U.K. house prices rose to the highest in almost two years in May and may keep climbing because of the lack of properties for sale, Nationwide Building Society said.
The average cost of a home increased 0.5 percent from April to 169,162 pounds ($248,000), the highest level since July 2008, the mortgage lender said in a statement published today. Home values are 9.5 percent below the peak reached in October 2007.
“Housing-market conditions remain characterized by thin transaction volumes and a relative scarcity of properties for sale, despite a slow return of more sellers in recent months.” Martin Gahbauer, Nationwide’s chief economist, said in the statement. “The current supply-demand balance on the market is still consistent with relatively stable to modestly upward trending prices.”
Britain’s housing market is recovering after values dropped by about a fifth in the recession. While record-low interest rates and the economy’s return to growth are supporting demand, banks in April still approved less than half the number of home loans than at the peak of the boom.
The pound traded near the strongest level in almost three weeks versus the dollar after today’s report and as British stocks snapped a three-day drop. The currency was up 0.3 percent at $1.4699 as of 10:31 a.m. in London today.
House prices are now 12.2 percent higher than at their trough in February last year, Nationwide said. From a year earlier, they rose 9.8 percent in May.
The U.K. economy grew 0.3 percent in the first quarter. Lenders granted 49,871 loans to buy homes in April, the most in four months, the Bank of England said yesterday in London.
Other house-price reports show a mixed picture. Rightmove Plc (RMV), owner of the U.K.’s biggest property website, said last month that London home sellers lowered asking prices for the first time this year in May.

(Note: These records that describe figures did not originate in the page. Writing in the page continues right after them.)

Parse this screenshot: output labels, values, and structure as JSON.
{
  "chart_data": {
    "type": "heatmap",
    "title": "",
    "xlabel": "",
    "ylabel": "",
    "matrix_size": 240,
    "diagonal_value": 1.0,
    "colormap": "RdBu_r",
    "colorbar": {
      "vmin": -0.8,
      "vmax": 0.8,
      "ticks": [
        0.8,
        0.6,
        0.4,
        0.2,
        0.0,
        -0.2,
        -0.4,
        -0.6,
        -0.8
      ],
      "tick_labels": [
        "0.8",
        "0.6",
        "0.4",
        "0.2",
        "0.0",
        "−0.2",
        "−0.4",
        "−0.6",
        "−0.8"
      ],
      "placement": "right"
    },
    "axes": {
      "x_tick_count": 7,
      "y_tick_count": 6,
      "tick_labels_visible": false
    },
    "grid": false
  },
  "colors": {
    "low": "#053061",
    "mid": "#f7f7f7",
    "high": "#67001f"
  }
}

“Easing supply shortages, overvaluation and, of course, the weak economic backdrop, all argue for renewed falls later this year,” Ed Stansfield, chief property economist at Capital Economics Ltd., said in an e-mailed note to clients. “We find it hard to avoid the conclusion that the house price revival will ultimately prove unsustainable.”
The lack of homes for sale may mean British house prices are overvalued, Standard & Poor’s said in a report this week. “The U.K. residential real-estate market has suffered from a chronic shortage of dwellings, which explains the home-price resilience,” S&P said, estimating that U.K. houses are about 21 percent overvalued. “The longevity of the current bounce back in prices remains a legitimate question.”